This is what happens when Mesa gets a bad review

I've watched a shitton of Ola videos and I almost never see him apply post-EQ to his guitar tones, so maybe that's a subtle indicator of the tonal characteristics :lol:
 
It's most likely an indicator that most guitar player just need to be better to get better tone. And not worry so much about their equipment.

I'm a big Mesa fan but, yea, kinda awkward video!
 
It's most likely an indicator that most guitar player just need to be better to get better tone. And not worry so much about their equipment.


This aligns 100% with what I've found. The fact that technique has so much to do with the final guitar tone seems completely lost on most guitarists.
 
Everything demoed sounds terrible in these videos, just a case of poor finger tone, clumsy picking hand and dialing the same set of unpleasant frequencies (that may sound good in that particular room) ...

The only people I've heard do great demos are Ola and actual engineers on this & that forum, shops and normies always mess it up haha.
 
Everything demoed sounds terrible in these videos, just a case of poor finger tone, clumsy picking hand and dialing the same set of unpleasant frequencies (that may sound good in that particular room) ...

The only people I've heard do great demos are Ola and actual engineers on this & that forum, shops and normies always mess it up haha.

Does the fingers on the fretboard really make things sound different?
 
Does the fingers on the fretboard really make things sound different?

Yep, considering the way notes are fretted by different players. Not to mention pick/pick attack, where the string is plucked, where the palm rests and with what pressure during palm muting. It all adds up.
 
Yep, considering the way notes are fretted by different players. Not to mention pick/pick attack, where the string is plucked, where the palm rests and with what pressure during palm muting. It all adds up.

Do you mean just the actual fretting finger?

Some people say people with more or less "finger fat" makes different sounds...
 
Fretting fingers and picking hand. My other guitar player and I can play the same riff all day long and will never both sound the same.

Well, I actually made a test and fretting fingers makes NO difference.

Picking technique does make a difference tho. But saying different fingers sounds different is just not true. If paper, plastic and metal makes the same sound as a finger, different fingers (basically all the same material) just can't make a different. The tone stops at the fret, what happens behind, is not important.

https://www.youtube.com/watch?v=7A7IoWqfNBo
 
The fingers dont make differece but it´s how people use them. There are a world of issues, especially when comes to intonation, it´s very easy to have chords out of tune if the fingers are not positioned correctly in the fretboard.
 
The fingers dont make differece but it´s how people use them. There are a world of issues, especially when comes to intonation, it´s very easy to have chords out of tune if the fingers are not positioned correctly in the fretboard.

That's all about playing technique, not tone ;)
 
That's all about playing technique, not tone ;)
Having bad technique though leads to a bad tone IMO.
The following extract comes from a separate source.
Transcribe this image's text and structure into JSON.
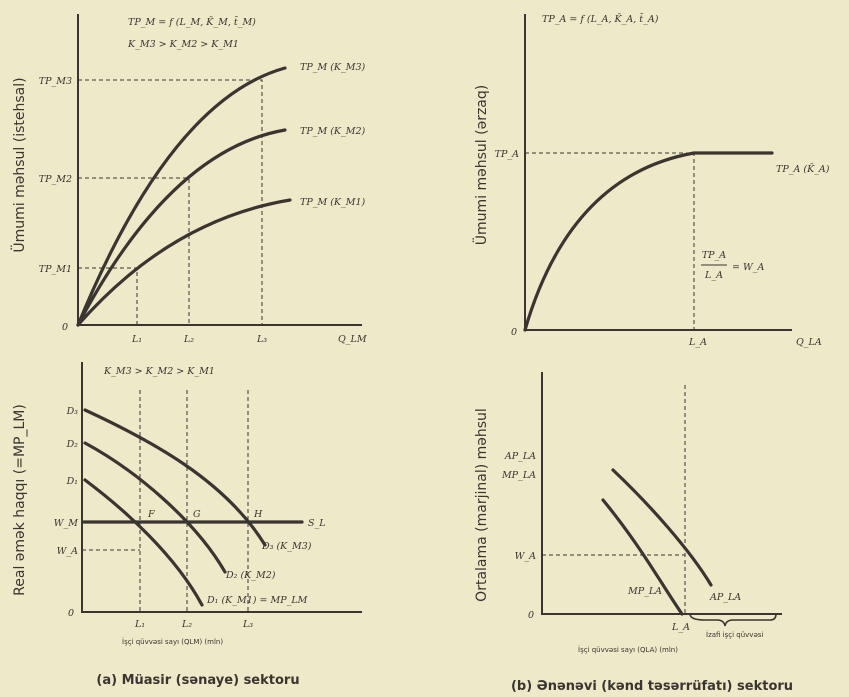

Getting shit takes where the player is bending the strings out of tune, sloppy lead playing with half ass bends/ear piercing vibrato, player can't fret chords properly, bass player refusing to mute strings that aren't being played, all of this leads to a bad tone (mix).

Having good musicianship both arrangement and performance wise is pretty much where the majority of a good mix comes from.
 
That's all about playing technique, not tone ;)
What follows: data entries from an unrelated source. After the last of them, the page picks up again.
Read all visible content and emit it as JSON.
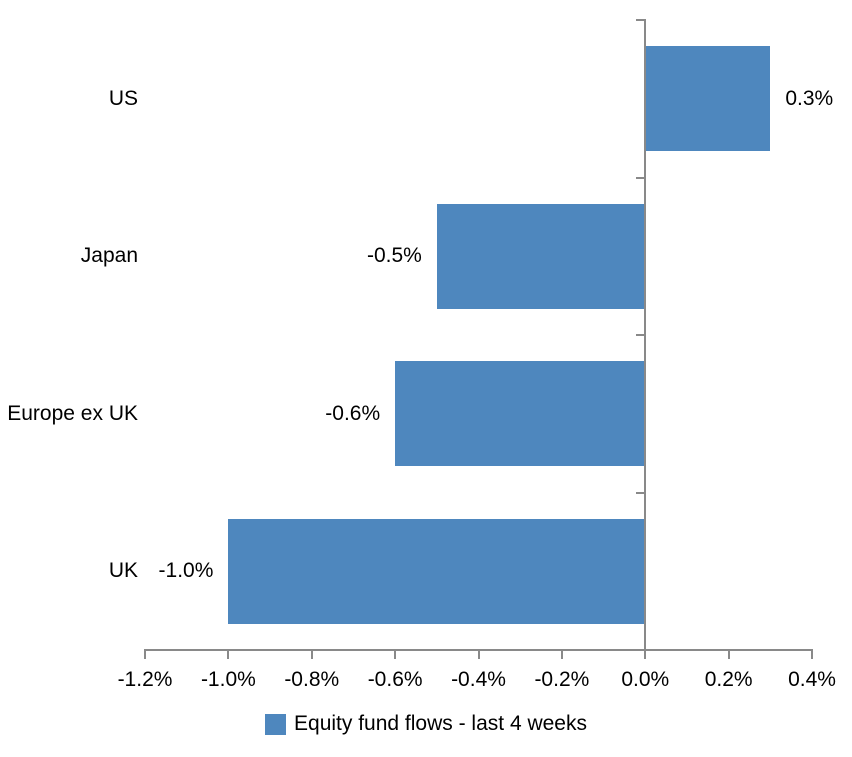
{
  "chart_data": {
    "type": "bar",
    "orientation": "horizontal",
    "title": "",
    "categories": [
      "US",
      "Japan",
      "Europe ex UK",
      "UK"
    ],
    "series": [
      {
        "name": "Equity fund flows - last 4 weeks",
        "values": [
          0.3,
          -0.5,
          -0.6,
          -1.0
        ],
        "data_labels": [
          "0.3%",
          "-0.5%",
          "-0.6%",
          "-1.0%"
        ],
        "color": "#4E87BE"
      }
    ],
    "xlabel": "",
    "ylabel": "",
    "value_unit": "%",
    "xlim": [
      -1.2,
      0.4
    ],
    "x_tick_values": [
      -1.2,
      -1.0,
      -0.8,
      -0.6,
      -0.4,
      -0.2,
      0.0,
      0.2,
      0.4
    ],
    "x_tick_labels": [
      "-1.2%",
      "-1.0%",
      "-0.8%",
      "-0.6%",
      "-0.4%",
      "-0.2%",
      "0.0%",
      "0.2%",
      "0.4%"
    ],
    "grid": false,
    "legend_position": "bottom",
    "axis_color": "#898989",
    "text_color": "#000000",
    "background_color": "#FFFFFF"
  },
  "legend": {
    "label": "Equity fund flows - last 4 weeks",
    "swatch_color": "#4E87BE"
  }
}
It ALL contributes to the tonality of the instrument. I can play a riff multiple times and change the tonality by how the left hand is fretting the instrument. Is it a giant difference? Well, that depends on the part, but most likely unless the guy just can't play, it won't have has big of an impact. It's still something I pay very close attention to when producing a record because inconsistencies can build up over time and make a particular riff sound "wrong" in context.
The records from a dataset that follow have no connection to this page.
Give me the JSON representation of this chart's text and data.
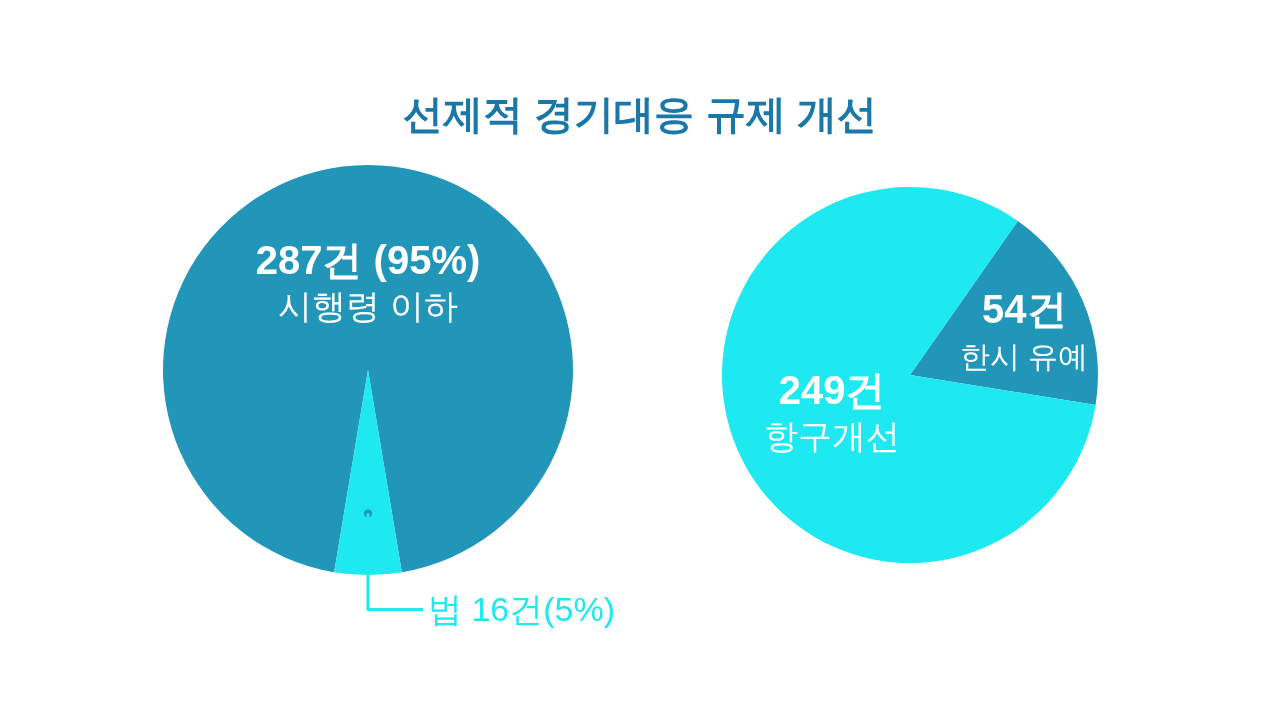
{
  "chart_data": [
    {
      "type": "pie",
      "title": "선제적 경기대응 규제 개선",
      "categories": [
        "시행령 이하",
        "법"
      ],
      "values": [
        287,
        16
      ],
      "colors": [
        "#2196b8",
        "#1ee8f0"
      ],
      "value_labels": [
        "287건 (95%)",
        "16건(5%)"
      ]
    },
    {
      "type": "pie",
      "categories": [
        "한시 유예",
        "항구개선"
      ],
      "values": [
        54,
        249
      ],
      "colors": [
        "#2196b8",
        "#1ee8f0"
      ],
      "value_labels": [
        "54건",
        "249건"
      ]
    }
  ]
}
Having bad technique though leads to a bad tone IMO.

Getting shit takes where the player is bending the strings out of tune, sloppy lead playing with half ass bends/ear piercing vibrato, player can't fret chords properly, bass player refusing to mute strings that aren't being played, all of this leads to a bad tone (mix).

Having good musicianship both arrangement and performance wise is pretty much where the majority of a good mix comes from.


Also all of this, especially the last part.